Hacienda Heights Man Sentenced to Federal Prison in Tax Refund Scheme that used Stolen Identities to Fraudulent Seek $2.6 Million
LOS ANGELES – A San Gabriel Valley man has been sentenced to 30 months in federal prison for his role in a scheme that used stolen identities to file fraudulent tax returns with the Internal Revenue Service that sought more than $2.6 million in false tax refunds.
Heber Cotton, 40, of Hacienda Heights, received the prison sentenced Monday, and he was further ordered by United States District Judge Michael W. Fitzgerald to pay $725,294 in restitution to the IRS.
Heber Cotton pleaded guilty in November to one count of conspiracy to defraud the United States by obtaining the payment of false claims, namely tax refunds.
Heber Cotton’s father and co-defendant – Adel Cotton, 64, also of Hacienda Heights – is currently serving a prison term of 51 months for his role in the scheme.
According to court documents, beginning in December 2008 and continuing through March 2010, the Cottons caused at least 275 fraudulent income tax returns to be filed with the IRS. Those fraudulent returns sought income tax refunds totaling more than $2.6 million.
“Stolen identity refund fraud continues to be a significant problem that harms both the IRS and taxpayers whose identities are fraudulently used without their knowledge,” said United States Attorney Eileen M. Decker. “This father and son pair prolifically defrauded the government and hundreds of taxpayers, earning them the significant sentences imposed by the court.”
As part of the scheme, Adel Cotton obtained the names and Social Security numbers of individuals without their knowledge and consent. Adel Cotton, with the help of others, prepared false Forms W-2 (IRS Wage and Tax Statements) in the names of the identity theft victims that reported false employment and income information, as well as false tax withholding amounts. Using the falsified information reported on the Forms W-2, Adel Cotton and others prepared fraudulent individual income tax returns claiming false tax refunds. The tax returns were filed without the knowledge or consent of the identity theft victims.

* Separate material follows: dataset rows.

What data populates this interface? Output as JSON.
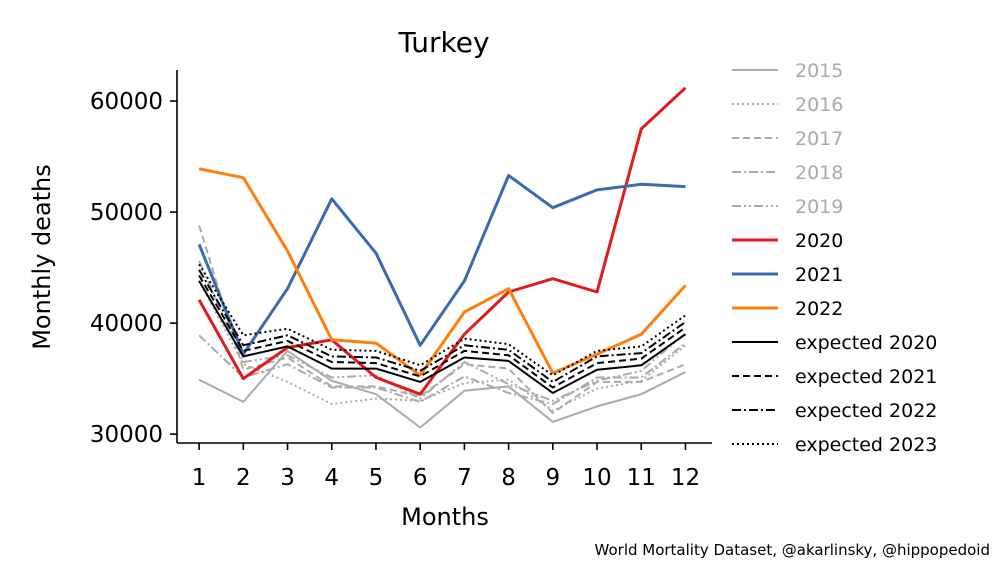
{
  "chart_data": {
    "type": "line",
    "title": "Turkey",
    "xlabel": "Months",
    "ylabel": "Monthly deaths",
    "x": [
      1,
      2,
      3,
      4,
      5,
      6,
      7,
      8,
      9,
      10,
      11,
      12
    ],
    "xlim": [
      0.5,
      12.6
    ],
    "ylim": [
      29200,
      62800
    ],
    "yticks": [
      30000,
      40000,
      50000,
      60000
    ],
    "xticks": [
      1,
      2,
      3,
      4,
      5,
      6,
      7,
      8,
      9,
      10,
      11,
      12
    ],
    "grid": false,
    "legend_position": "right, outside plot",
    "series": [
      {
        "name": "2015",
        "color": "#aaaaaa",
        "dash": "solid",
        "width": 2,
        "text_color": "#aaaaaa",
        "values": [
          34900,
          32900,
          37500,
          34800,
          33600,
          30600,
          33900,
          34300,
          31100,
          32500,
          33600,
          35600
        ]
      },
      {
        "name": "2016",
        "color": "#aaaaaa",
        "dash": "dotted",
        "width": 2,
        "text_color": "#aaaaaa",
        "values": [
          43800,
          36300,
          34700,
          32700,
          33200,
          33000,
          34600,
          34900,
          32100,
          34100,
          34800,
          38000
        ]
      },
      {
        "name": "2017",
        "color": "#aaaaaa",
        "dash": "dashed",
        "width": 2,
        "text_color": "#aaaaaa",
        "values": [
          48800,
          35800,
          36900,
          34300,
          34300,
          33400,
          36300,
          35900,
          31900,
          34700,
          34700,
          36300
        ]
      },
      {
        "name": "2018",
        "color": "#aaaaaa",
        "dash": "dashdot",
        "width": 2,
        "text_color": "#aaaaaa",
        "values": [
          38900,
          35100,
          36300,
          34200,
          34200,
          32900,
          35200,
          33700,
          32700,
          35100,
          35100,
          38200
        ]
      },
      {
        "name": "2019",
        "color": "#aaaaaa",
        "dash": "dashdotdot",
        "width": 2,
        "text_color": "#aaaaaa",
        "values": [
          45600,
          36500,
          37100,
          35100,
          35300,
          33200,
          36500,
          34500,
          33000,
          34800,
          35700,
          39100
        ]
      },
      {
        "name": "2020",
        "color": "#e31a1c",
        "dash": "solid",
        "width": 3,
        "text_color": "#000000",
        "values": [
          42100,
          35000,
          37800,
          38500,
          35100,
          33600,
          39000,
          42800,
          44000,
          42800,
          57500,
          61200
        ]
      },
      {
        "name": "2021",
        "color": "#3a6bb0",
        "dash": "solid",
        "width": 3,
        "text_color": "#000000",
        "values": [
          47100,
          37200,
          43100,
          51200,
          46300,
          38000,
          43800,
          53300,
          50400,
          52000,
          52500,
          52300
        ]
      },
      {
        "name": "2022",
        "color": "#ff7f0e",
        "dash": "solid",
        "width": 3,
        "text_color": "#000000",
        "values": [
          53900,
          53100,
          46500,
          38500,
          38200,
          35300,
          41000,
          43100,
          35500,
          37200,
          39000,
          43400
        ]
      },
      {
        "name": "expected 2020",
        "color": "#000000",
        "dash": "solid",
        "width": 2,
        "text_color": "#000000",
        "values": [
          43800,
          37000,
          37900,
          35900,
          35900,
          34700,
          36900,
          36600,
          33700,
          35800,
          36200,
          39000
        ]
      },
      {
        "name": "expected 2021",
        "color": "#000000",
        "dash": "dashed",
        "width": 2,
        "text_color": "#000000",
        "values": [
          44300,
          37500,
          38400,
          36500,
          36400,
          35200,
          37500,
          37100,
          34200,
          36400,
          36800,
          39600
        ]
      },
      {
        "name": "expected 2022",
        "color": "#000000",
        "dash": "dashdot",
        "width": 2,
        "text_color": "#000000",
        "values": [
          44800,
          38000,
          38900,
          37000,
          36900,
          35700,
          38000,
          37600,
          34700,
          37000,
          37300,
          40100
        ]
      },
      {
        "name": "expected 2023",
        "color": "#000000",
        "dash": "dotted",
        "width": 2,
        "text_color": "#000000",
        "values": [
          45300,
          38900,
          39500,
          37600,
          37500,
          36200,
          38600,
          38100,
          35300,
          37500,
          37900,
          40700
        ]
      }
    ]
  },
  "credit": "World Mortality Dataset, @akarlinsky, @hippopedoid"
}
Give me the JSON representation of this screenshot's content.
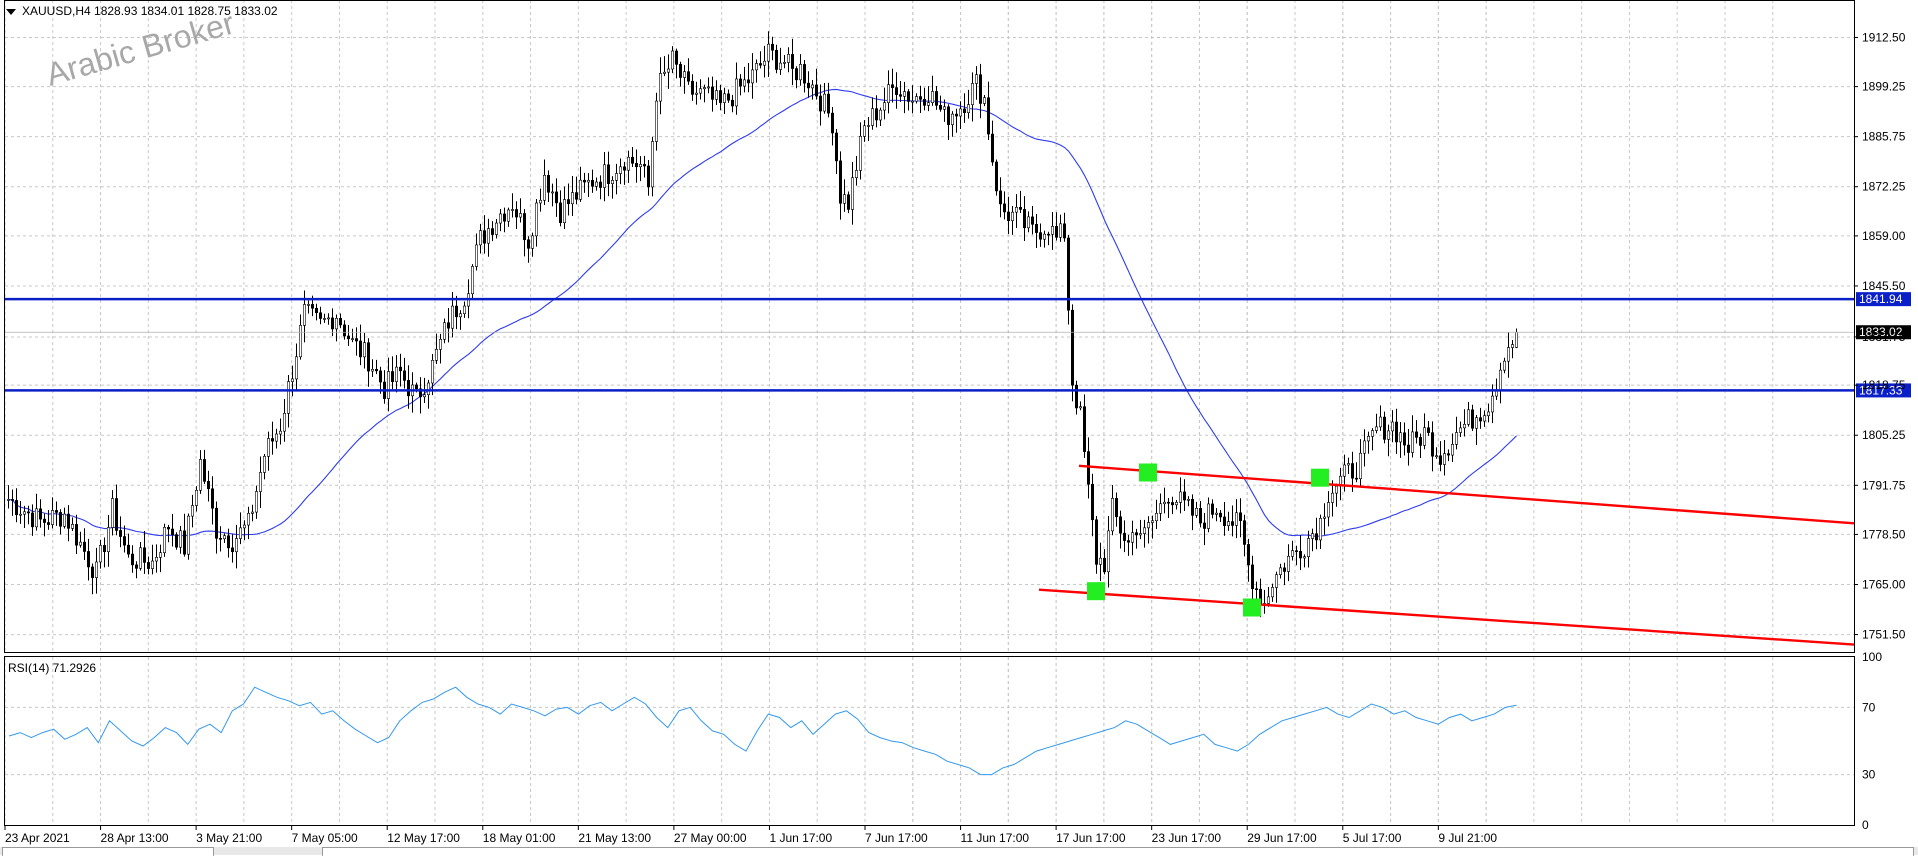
{
  "header": {
    "symbol": "XAUUSD,H4",
    "ohlc": "1828.93 1834.01 1828.75 1833.02",
    "watermark": "Arabic Broker"
  },
  "rsi_header": "RSI(14) 71.2926",
  "colors": {
    "candles": "#000000",
    "ma": "#2e3cf0",
    "hline": "#0b1fc8",
    "channel": "#ff0000",
    "rsi": "#3399ee",
    "marker": "#22ee22",
    "grid": "#c8c8c8"
  },
  "chart_data": [
    {
      "type": "candlestick",
      "title": "XAUUSD,H4",
      "y_ticks": [
        "1912.50",
        "1899.25",
        "1885.75",
        "1872.25",
        "1859.00",
        "1845.50",
        "1831.75",
        "1818.75",
        "1805.25",
        "1791.75",
        "1778.50",
        "1765.00",
        "1751.50"
      ],
      "ylim": [
        1746.8,
        1922.6
      ],
      "x_ticks": [
        "23 Apr 2021",
        "28 Apr 13:00",
        "3 May 21:00",
        "7 May 05:00",
        "12 May 17:00",
        "18 May 01:00",
        "21 May 13:00",
        "27 May 00:00",
        "1 Jun 17:00",
        "7 Jun 17:00",
        "11 Jun 17:00",
        "17 Jun 17:00",
        "23 Jun 17:00",
        "29 Jun 17:00",
        "5 Jul 17:00",
        "9 Jul 21:00"
      ],
      "horizontal_lines": [
        {
          "label": "1841.94",
          "value": 1841.94
        },
        {
          "label": "1817.33",
          "value": 1817.33
        }
      ],
      "current_price": {
        "label": "1833.02",
        "value": 1833.02
      },
      "grid": true,
      "price_path": [
        [
          0,
          1788
        ],
        [
          8,
          1782
        ],
        [
          14,
          1784
        ],
        [
          18,
          1776
        ],
        [
          22,
          1768
        ],
        [
          26,
          1785
        ],
        [
          30,
          1772
        ],
        [
          36,
          1771
        ],
        [
          40,
          1781
        ],
        [
          44,
          1775
        ],
        [
          48,
          1798
        ],
        [
          52,
          1780
        ],
        [
          56,
          1777
        ],
        [
          60,
          1781
        ],
        [
          64,
          1800
        ],
        [
          68,
          1808
        ],
        [
          70,
          1818
        ],
        [
          74,
          1838
        ],
        [
          78,
          1835
        ],
        [
          82,
          1838
        ],
        [
          86,
          1830
        ],
        [
          90,
          1826
        ],
        [
          94,
          1818
        ],
        [
          98,
          1822
        ],
        [
          102,
          1815
        ],
        [
          106,
          1824
        ],
        [
          110,
          1836
        ],
        [
          114,
          1843
        ],
        [
          118,
          1858
        ],
        [
          122,
          1864
        ],
        [
          126,
          1868
        ],
        [
          130,
          1858
        ],
        [
          134,
          1876
        ],
        [
          138,
          1866
        ],
        [
          142,
          1870
        ],
        [
          146,
          1874
        ],
        [
          150,
          1876
        ],
        [
          154,
          1880
        ],
        [
          158,
          1878
        ],
        [
          160,
          1872
        ],
        [
          162,
          1898
        ],
        [
          166,
          1906
        ],
        [
          170,
          1898
        ],
        [
          174,
          1897
        ],
        [
          178,
          1894
        ],
        [
          182,
          1898
        ],
        [
          186,
          1902
        ],
        [
          190,
          1908
        ],
        [
          194,
          1906
        ],
        [
          196,
          1903
        ],
        [
          198,
          1904
        ],
        [
          202,
          1898
        ],
        [
          206,
          1890
        ],
        [
          208,
          1870
        ],
        [
          210,
          1868
        ],
        [
          212,
          1878
        ],
        [
          214,
          1888
        ],
        [
          218,
          1894
        ],
        [
          222,
          1900
        ],
        [
          226,
          1896
        ],
        [
          230,
          1898
        ],
        [
          234,
          1891
        ],
        [
          238,
          1894
        ],
        [
          242,
          1900
        ],
        [
          244,
          1896
        ],
        [
          246,
          1880
        ],
        [
          248,
          1866
        ],
        [
          252,
          1864
        ],
        [
          256,
          1860
        ],
        [
          260,
          1862
        ],
        [
          262,
          1858
        ],
        [
          264,
          1860
        ],
        [
          266,
          1820
        ],
        [
          268,
          1810
        ],
        [
          270,
          1790
        ],
        [
          272,
          1772
        ],
        [
          274,
          1771
        ],
        [
          276,
          1785
        ],
        [
          278,
          1780
        ],
        [
          280,
          1776
        ],
        [
          282,
          1781
        ],
        [
          284,
          1778
        ],
        [
          286,
          1782
        ],
        [
          290,
          1790
        ],
        [
          294,
          1786
        ],
        [
          298,
          1782
        ],
        [
          302,
          1786
        ],
        [
          306,
          1782
        ],
        [
          308,
          1780
        ],
        [
          310,
          1770
        ],
        [
          312,
          1764
        ],
        [
          314,
          1760
        ],
        [
          316,
          1766
        ],
        [
          320,
          1772
        ],
        [
          324,
          1776
        ],
        [
          328,
          1782
        ],
        [
          330,
          1790
        ],
        [
          334,
          1794
        ],
        [
          338,
          1798
        ],
        [
          342,
          1807
        ],
        [
          346,
          1808
        ],
        [
          350,
          1802
        ],
        [
          354,
          1806
        ],
        [
          358,
          1800
        ],
        [
          362,
          1806
        ],
        [
          366,
          1810
        ],
        [
          370,
          1814
        ],
        [
          372,
          1820
        ],
        [
          374,
          1828
        ],
        [
          376,
          1831
        ],
        [
          377,
          1833.02
        ]
      ]
    },
    {
      "type": "line",
      "title": "RSI(14) 71.2926",
      "y_ticks": [
        "100",
        "70",
        "30",
        "0"
      ],
      "ylim": [
        0,
        100
      ],
      "values": [
        53,
        55,
        52,
        55,
        57,
        51,
        54,
        58,
        49,
        62,
        56,
        50,
        47,
        52,
        58,
        55,
        48,
        57,
        60,
        55,
        68,
        72,
        82,
        79,
        76,
        74,
        71,
        73,
        66,
        68,
        62,
        57,
        53,
        49,
        52,
        62,
        68,
        73,
        75,
        79,
        82,
        76,
        72,
        70,
        66,
        72,
        70,
        68,
        65,
        69,
        70,
        66,
        71,
        73,
        68,
        72,
        76,
        72,
        64,
        58,
        68,
        70,
        62,
        56,
        54,
        48,
        44,
        56,
        66,
        64,
        58,
        62,
        54,
        60,
        66,
        68,
        63,
        55,
        52,
        50,
        49,
        46,
        44,
        42,
        38,
        36,
        34,
        30,
        30,
        34,
        36,
        40,
        44,
        46,
        48,
        50,
        52,
        54,
        56,
        58,
        62,
        60,
        56,
        52,
        48,
        50,
        52,
        54,
        48,
        46,
        44,
        48,
        54,
        58,
        62,
        64,
        66,
        68,
        70,
        66,
        64,
        68,
        72,
        70,
        66,
        68,
        64,
        62,
        60,
        64,
        66,
        62,
        64,
        66,
        70,
        71.2926
      ]
    }
  ]
}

In his plea agreement, Heber Cotton admitted that the fraudulent tax returns filed as part of the scheme directed the IRS to mail the refund checks to addresses the that he and Adel Cotton controlled. Heber Cotton also admitted that he gave personal information associated with the identity theft victims to a co-conspirator who managed a bank, which the co-conspirator used to open bank accounts and cash the fraudulent refunds. Herber Cotton further admitted that, toward the end of the conspiracy, he paid the co-conspirator bank manager approximately 20 percent of each tax refund check that the bank manager cashed.
"These unscrupulous defendants, a father and son team, thought they had figured out a clever scheme to thwart the IRS and steal from American taxpayers," stated IRS Criminal Investigation's Acting Special Agent in Charge Anthony J. Orlando. "IRS CI has made investigating refund fraud and identity theft a top priority and we will vigorously pursue those who undermine the integrity of the U.S. tax system."
The investigation into Heber Cotton and Adel Cotton was conducted by IRS Criminal Investigation and the Federal Bureau of Investigation.